Kinase PIM1 governs ferroptosis to reduce retinal microvascular endothelial cell dysfunction triggered by high glucose

Previous studies have implicated targeting Pim-1 proto-oncogene, serine/threonine kinase (PIM1) as a preventive measure against high glucose-induced cellular stress and apoptosis. This study aimed to reveal the potential role and regulatory mechanism of PIM1 in diabetic retinopathy.

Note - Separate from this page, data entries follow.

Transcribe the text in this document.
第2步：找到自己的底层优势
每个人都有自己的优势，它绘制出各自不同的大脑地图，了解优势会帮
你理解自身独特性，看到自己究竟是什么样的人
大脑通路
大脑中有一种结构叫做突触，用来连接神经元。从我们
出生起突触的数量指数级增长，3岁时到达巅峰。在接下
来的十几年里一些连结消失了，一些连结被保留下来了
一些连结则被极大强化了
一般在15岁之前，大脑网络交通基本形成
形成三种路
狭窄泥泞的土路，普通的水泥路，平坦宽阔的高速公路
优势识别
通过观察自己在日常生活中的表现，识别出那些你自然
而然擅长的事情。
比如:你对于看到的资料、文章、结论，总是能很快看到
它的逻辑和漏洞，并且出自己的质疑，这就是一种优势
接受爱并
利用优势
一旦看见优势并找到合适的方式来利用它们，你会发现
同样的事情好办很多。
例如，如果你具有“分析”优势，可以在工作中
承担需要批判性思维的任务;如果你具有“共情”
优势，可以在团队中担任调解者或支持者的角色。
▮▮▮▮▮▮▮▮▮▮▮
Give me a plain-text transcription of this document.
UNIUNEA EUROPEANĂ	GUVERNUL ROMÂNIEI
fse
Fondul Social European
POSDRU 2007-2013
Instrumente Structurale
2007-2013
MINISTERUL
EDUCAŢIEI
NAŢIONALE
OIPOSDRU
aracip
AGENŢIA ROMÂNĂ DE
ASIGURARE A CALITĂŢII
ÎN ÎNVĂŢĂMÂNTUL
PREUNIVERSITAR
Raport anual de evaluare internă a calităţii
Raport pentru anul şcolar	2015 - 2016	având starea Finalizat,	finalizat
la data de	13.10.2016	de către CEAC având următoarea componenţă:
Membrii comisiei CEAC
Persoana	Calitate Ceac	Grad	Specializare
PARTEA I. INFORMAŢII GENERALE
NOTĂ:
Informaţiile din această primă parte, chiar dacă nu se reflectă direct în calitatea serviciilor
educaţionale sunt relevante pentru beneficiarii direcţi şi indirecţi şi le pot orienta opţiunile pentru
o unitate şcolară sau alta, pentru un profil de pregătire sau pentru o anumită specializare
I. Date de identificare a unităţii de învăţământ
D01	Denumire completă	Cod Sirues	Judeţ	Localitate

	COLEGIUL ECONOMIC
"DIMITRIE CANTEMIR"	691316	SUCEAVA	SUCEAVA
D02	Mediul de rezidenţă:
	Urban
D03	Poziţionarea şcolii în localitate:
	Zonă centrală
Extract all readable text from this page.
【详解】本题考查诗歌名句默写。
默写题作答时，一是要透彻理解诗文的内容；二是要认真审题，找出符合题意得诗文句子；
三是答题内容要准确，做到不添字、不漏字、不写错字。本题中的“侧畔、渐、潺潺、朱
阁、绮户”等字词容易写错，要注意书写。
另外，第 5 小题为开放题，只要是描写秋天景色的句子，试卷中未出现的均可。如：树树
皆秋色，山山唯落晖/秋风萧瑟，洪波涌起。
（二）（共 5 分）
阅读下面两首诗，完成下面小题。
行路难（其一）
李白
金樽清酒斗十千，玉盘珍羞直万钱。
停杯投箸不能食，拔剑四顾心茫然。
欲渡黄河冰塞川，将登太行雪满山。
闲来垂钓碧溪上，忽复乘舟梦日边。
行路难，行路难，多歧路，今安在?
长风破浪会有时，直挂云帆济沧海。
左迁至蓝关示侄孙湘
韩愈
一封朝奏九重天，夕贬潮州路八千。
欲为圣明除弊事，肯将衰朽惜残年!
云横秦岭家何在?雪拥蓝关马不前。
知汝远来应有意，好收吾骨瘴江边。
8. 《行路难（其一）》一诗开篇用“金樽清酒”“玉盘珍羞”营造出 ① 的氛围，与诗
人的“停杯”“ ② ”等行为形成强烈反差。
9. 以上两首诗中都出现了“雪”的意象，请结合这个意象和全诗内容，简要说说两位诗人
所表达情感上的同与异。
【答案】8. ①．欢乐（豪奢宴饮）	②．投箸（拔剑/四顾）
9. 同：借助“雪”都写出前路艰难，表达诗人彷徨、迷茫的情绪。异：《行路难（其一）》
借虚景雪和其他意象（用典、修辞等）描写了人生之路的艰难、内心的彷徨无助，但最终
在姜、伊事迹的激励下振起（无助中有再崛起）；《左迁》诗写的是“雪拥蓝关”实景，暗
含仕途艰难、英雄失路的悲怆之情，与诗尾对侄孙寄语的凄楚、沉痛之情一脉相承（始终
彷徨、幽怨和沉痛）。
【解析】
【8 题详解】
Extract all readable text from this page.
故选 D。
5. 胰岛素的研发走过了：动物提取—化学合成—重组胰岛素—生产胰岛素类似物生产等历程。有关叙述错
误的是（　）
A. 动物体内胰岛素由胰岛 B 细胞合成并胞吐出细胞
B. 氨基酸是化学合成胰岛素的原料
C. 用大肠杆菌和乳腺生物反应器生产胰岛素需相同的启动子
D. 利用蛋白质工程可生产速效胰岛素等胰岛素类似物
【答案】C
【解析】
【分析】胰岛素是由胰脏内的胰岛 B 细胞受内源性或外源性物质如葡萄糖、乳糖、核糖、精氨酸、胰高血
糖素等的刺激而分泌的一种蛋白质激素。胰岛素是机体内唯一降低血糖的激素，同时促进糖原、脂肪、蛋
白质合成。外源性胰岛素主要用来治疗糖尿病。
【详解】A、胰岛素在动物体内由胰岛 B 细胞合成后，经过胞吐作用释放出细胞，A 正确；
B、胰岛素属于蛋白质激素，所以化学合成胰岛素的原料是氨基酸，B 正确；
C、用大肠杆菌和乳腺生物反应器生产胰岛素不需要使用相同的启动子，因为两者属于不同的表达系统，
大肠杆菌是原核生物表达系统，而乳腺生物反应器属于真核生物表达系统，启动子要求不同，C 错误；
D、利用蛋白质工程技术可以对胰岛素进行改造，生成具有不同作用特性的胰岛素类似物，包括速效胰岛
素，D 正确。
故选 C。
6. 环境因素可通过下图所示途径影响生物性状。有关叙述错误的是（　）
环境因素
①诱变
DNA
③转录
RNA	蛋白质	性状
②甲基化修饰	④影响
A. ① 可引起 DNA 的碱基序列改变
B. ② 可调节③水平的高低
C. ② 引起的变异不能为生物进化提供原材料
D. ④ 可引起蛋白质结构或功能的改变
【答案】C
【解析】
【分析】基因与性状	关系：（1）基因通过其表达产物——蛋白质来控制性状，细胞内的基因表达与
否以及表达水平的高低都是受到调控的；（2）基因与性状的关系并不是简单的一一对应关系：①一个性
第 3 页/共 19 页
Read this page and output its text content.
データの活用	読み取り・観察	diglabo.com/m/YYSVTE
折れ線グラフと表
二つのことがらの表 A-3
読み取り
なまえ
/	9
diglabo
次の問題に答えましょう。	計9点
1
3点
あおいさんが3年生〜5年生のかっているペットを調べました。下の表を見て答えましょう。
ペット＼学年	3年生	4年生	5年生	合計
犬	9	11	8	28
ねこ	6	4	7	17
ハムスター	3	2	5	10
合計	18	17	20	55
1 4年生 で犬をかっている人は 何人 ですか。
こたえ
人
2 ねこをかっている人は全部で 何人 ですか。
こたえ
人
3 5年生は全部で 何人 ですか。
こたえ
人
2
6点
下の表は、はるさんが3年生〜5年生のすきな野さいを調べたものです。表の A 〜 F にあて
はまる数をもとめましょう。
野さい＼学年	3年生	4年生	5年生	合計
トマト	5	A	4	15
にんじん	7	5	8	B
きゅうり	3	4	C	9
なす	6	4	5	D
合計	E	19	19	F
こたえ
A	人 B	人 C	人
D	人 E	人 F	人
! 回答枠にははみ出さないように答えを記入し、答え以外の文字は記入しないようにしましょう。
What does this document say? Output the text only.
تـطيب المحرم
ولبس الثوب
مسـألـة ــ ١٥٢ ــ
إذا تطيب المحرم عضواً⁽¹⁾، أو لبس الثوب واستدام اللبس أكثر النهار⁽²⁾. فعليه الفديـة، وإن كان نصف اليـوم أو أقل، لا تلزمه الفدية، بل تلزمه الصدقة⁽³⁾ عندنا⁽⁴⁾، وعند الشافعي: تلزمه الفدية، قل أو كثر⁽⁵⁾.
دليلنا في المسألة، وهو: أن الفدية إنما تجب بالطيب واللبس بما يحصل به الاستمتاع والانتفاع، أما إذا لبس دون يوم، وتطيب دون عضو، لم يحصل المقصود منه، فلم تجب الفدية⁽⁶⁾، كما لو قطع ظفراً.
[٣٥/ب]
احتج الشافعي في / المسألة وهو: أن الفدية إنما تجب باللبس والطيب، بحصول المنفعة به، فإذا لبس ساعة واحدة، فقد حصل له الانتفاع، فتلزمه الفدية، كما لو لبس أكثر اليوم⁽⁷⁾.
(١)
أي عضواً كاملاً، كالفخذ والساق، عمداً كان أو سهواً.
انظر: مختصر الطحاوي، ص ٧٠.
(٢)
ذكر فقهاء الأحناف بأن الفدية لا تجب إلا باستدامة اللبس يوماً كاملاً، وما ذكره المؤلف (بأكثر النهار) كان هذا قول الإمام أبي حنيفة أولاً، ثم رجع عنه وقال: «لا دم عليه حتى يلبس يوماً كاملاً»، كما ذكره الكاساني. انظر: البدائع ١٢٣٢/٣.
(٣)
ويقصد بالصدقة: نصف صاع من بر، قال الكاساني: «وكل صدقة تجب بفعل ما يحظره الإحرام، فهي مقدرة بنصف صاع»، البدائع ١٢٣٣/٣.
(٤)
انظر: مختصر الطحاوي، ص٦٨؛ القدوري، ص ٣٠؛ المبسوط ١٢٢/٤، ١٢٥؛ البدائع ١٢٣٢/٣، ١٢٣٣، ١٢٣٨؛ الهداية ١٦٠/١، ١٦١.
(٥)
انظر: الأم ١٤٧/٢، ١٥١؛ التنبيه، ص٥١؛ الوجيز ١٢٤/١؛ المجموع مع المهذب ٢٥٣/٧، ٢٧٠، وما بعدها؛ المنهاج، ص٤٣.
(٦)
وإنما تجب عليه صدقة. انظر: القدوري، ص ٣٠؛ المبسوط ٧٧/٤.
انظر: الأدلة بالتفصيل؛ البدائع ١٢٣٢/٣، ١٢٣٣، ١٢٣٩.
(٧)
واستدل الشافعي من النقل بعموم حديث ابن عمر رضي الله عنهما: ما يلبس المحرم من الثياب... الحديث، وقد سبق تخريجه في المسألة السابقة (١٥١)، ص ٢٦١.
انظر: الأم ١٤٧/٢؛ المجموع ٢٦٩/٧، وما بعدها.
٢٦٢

Human retinal microvascular endothelial cells (hRMECs) underwent high glucose induction, and fluctuations in PIM1 levels were assessed. By overexpressing PIM1, its effects on the levels of inflammatory factors, oxidative stress indicators, migration and tube formation abilities, tight junction protein expression levels, and ferroptosis in hRMECs were identified. Afterwards, hRMECs were treated with the ferroptosis-inducing agent erastin, and the effect of erastin on the above PIM1 regulatory functions was focused on. PIM1 was downregulated upon high glucose, and its overexpression inhibited the inflammatory response, oxidative stress, cell migration, and tube formation potential in hRMECs, whereas elevated tight junction protein levels. Furthermore, PIM1 overexpression reduced intracellular iron ion levels, lipid peroxidation, and levels of proteins actively involved in ferroptosis. Erastin treatment reversed the impacts of PIM1 on hRMECs, suggesting the mediation of ferroptosis in PIM1 regulation. The current study has yielded critical insights into the role of PIM1 in ameliorating high glucose-induced hRMEC dysfunction through the inhibition of ferroptosis.